Let the mass of the pendulum bob be $$m$$ and the length of the string be $$L = 0.50\ \text{m}$$. At its lowest position the bob has speed $$v_0 = 3\ \text{m s}^{-1}$$. We take the gravitational potential energy to be zero at this lowest point.

The principle we use is the conservation of mechanical energy, which states:

$$\text{Total mechanical energy at any position} = \text{constant.}$$

Hence,

$$\tfrac12 m v_0^{\,2} + 0 = \tfrac12 m v^{\,2} + m g h,$$

where

• $$v$$ is the speed of the bob when the string makes an angle $$\theta = 60^\circ$$ with the vertical,
• $$h$$ is the vertical height gained by the bob relative to the lowest point.

The height $$h$$ is obtained from simple geometry of the circle traced by the pendulum.

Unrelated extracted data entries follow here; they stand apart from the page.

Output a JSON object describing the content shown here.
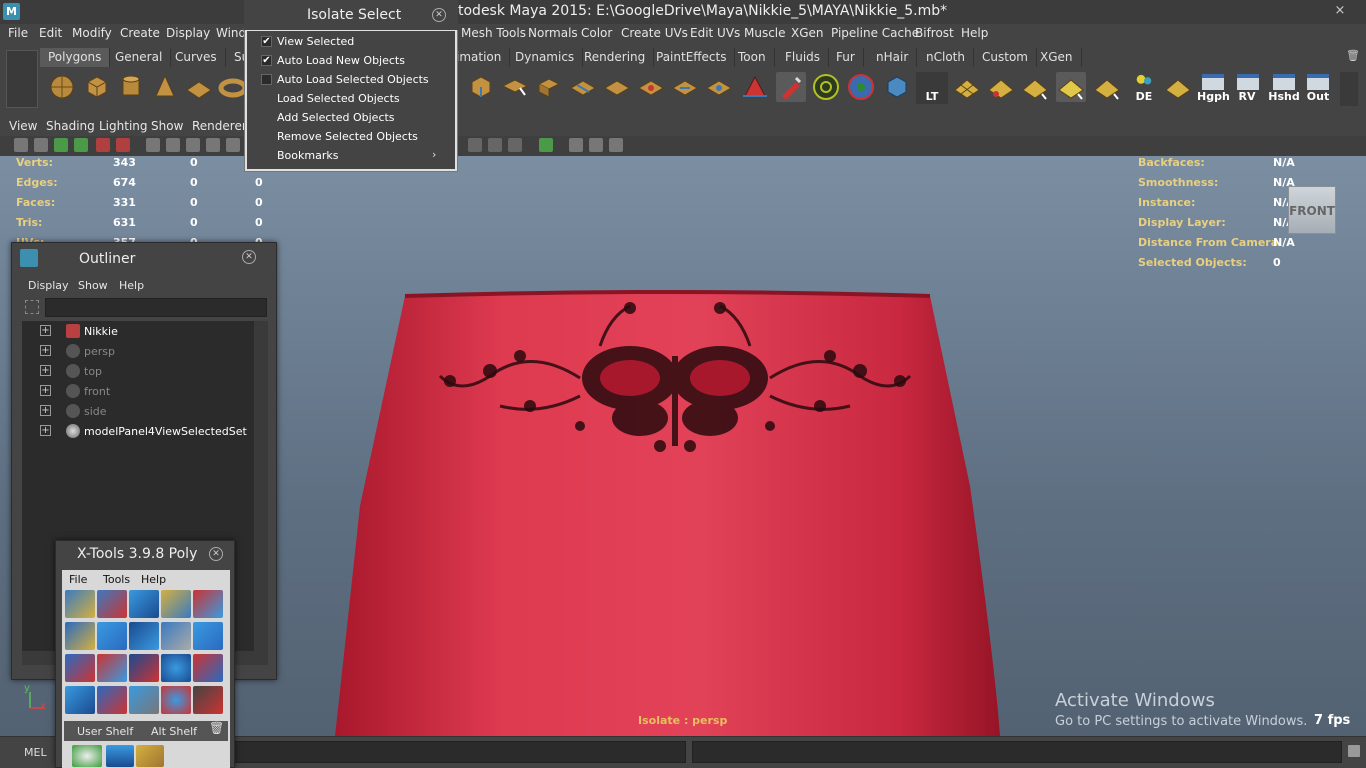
{
  "app": {
    "logo": "M",
    "title": "todesk Maya 2015: E:\\GoogleDrive\\Maya\\Nikkie_5\\MAYA\\Nikkie_5.mb*",
    "close_glyph": "×"
  },
  "menubar": {
    "items": [
      "File",
      "Edit",
      "Modify",
      "Create",
      "Display",
      "Windo",
      "Mesh Tools",
      "Normals",
      "Color",
      "Create UVs",
      "Edit UVs",
      "Muscle",
      "XGen",
      "Pipeline Cache",
      "Bifrost",
      "Help"
    ]
  },
  "shelf": {
    "tabs": [
      "Polygons",
      "General",
      "Curves",
      "Su",
      "imation",
      "Dynamics",
      "Rendering",
      "PaintEffects",
      "Toon",
      "Fluids",
      "Fur",
      "nHair",
      "nCloth",
      "Custom",
      "XGen"
    ],
    "active_tab": "Polygons",
    "text_buttons": [
      "LT",
      "DE",
      "Hgph",
      "RV",
      "Hshd",
      "Out"
    ]
  },
  "panel_menu": {
    "items": [
      "View",
      "Shading",
      "Lighting",
      "Show",
      "Renderer"
    ]
  },
  "hud": {
    "left_rows": [
      {
        "label": "Verts:",
        "v1": "343",
        "v2": "0",
        "v3": "0"
      },
      {
        "label": "Edges:",
        "v1": "674",
        "v2": "0",
        "v3": "0"
      },
      {
        "label": "Faces:",
        "v1": "331",
        "v2": "0",
        "v3": "0"
      },
      {
        "label": "Tris:",
        "v1": "631",
        "v2": "0",
        "v3": "0"
      },
      {
        "label": "UVs:",
        "v1": "357",
        "v2": "0",
        "v3": "0"
      }
    ],
    "right_rows": [
      {
        "label": "Backfaces:",
        "value": "N/A"
      },
      {
        "label": "Smoothness:",
        "value": "N/A"
      },
      {
        "label": "Instance:",
        "value": "N/A"
      },
      {
        "label": "Display Layer:",
        "value": "N/A"
      },
      {
        "label": "Distance From Camera:",
        "value": "N/A"
      },
      {
        "label": "Selected Objects:",
        "value": "0"
      }
    ],
    "viewcube_label": "FRONT",
    "isolate_text": "Isolate : persp",
    "fps": "7 fps",
    "axis_y": "y",
    "axis_x": "x"
  },
  "watermark": {
    "line1": "Activate Windows",
    "line2": "Go to PC settings to activate Windows."
  },
  "isolate_select": {
    "title": "Isolate Select",
    "items": [
      {
        "label": "View Selected",
        "checked": true
      },
      {
        "label": "Auto Load New Objects",
        "checked": true
      },
      {
        "label": "Auto Load Selected Objects",
        "checked": false
      },
      {
        "label": "Load Selected Objects"
      },
      {
        "label": "Add Selected Objects"
      },
      {
        "label": "Remove Selected Objects"
      },
      {
        "label": "Bookmarks",
        "submenu": true
      }
    ],
    "check_glyph": "✔",
    "submenu_glyph": "›"
  },
  "outliner": {
    "title": "Outliner",
    "menu": [
      "Display",
      "Show",
      "Help"
    ],
    "items": [
      {
        "label": "Nikkie",
        "dim": false
      },
      {
        "label": "persp",
        "dim": true
      },
      {
        "label": "top",
        "dim": true
      },
      {
        "label": "front",
        "dim": true
      },
      {
        "label": "side",
        "dim": true
      },
      {
        "label": "modelPanel4ViewSelectedSet",
        "dim": false
      }
    ]
  },
  "xtools": {
    "title": "X-Tools 3.9.8 Poly",
    "menu": [
      "File",
      "Tools",
      "Help"
    ],
    "tabs": [
      "User Shelf",
      "Alt Shelf"
    ]
  },
  "command_line": {
    "label": "MEL"
  }
}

When the string of length $$L$$ makes an angle $$\theta$$ with the vertical, the bob rises from the lowest point by

$$h = L - L\cos\theta = L(1 - \cos\theta).$$

Substituting $$L = 0.50\ \text{m}$$ and $$\theta = 60^\circ$$, and recalling that $$\cos 60^\circ = \tfrac12$$, we get

$$h = 0.50(1 - \tfrac12) = 0.50 \times 0.50 = 0.25\ \text{m}.$$

Now we substitute $$h$$ into the energy conservation equation:

$$\tfrac12 m (3)^{2} = \tfrac12 m v^{\,2} + m(10)(0.25).$$

Simplifying term by term, first compute the left side kinetic energy:

$$\tfrac12 m (3)^{2} = \tfrac12 m \times 9 = 4.5 m.$$

The potential energy term is

$$m g h = m \times 10 \times 0.25 = 2.5 m.$$

So the equation becomes

$$4.5 m = \tfrac12 m v^{\,2} + 2.5 m.$$

Subtract $$2.5 m$$ from both sides:

$$4.5 m - 2.5 m = \tfrac12 m v^{\,2}.$$

That gives

$$2.0 m = \tfrac12 m v^{\,2}.$$

Divide both sides by $$\tfrac12 m$$ (which is equivalent to multiplying by 2):

$$v^{\,2} = 4.$$

Finally, take the positive square root (speed is positive):

$$v = 2\ \text{m s}^{-1}.$$

So, the answer is $$2\ \text{m s}^{-1}$$.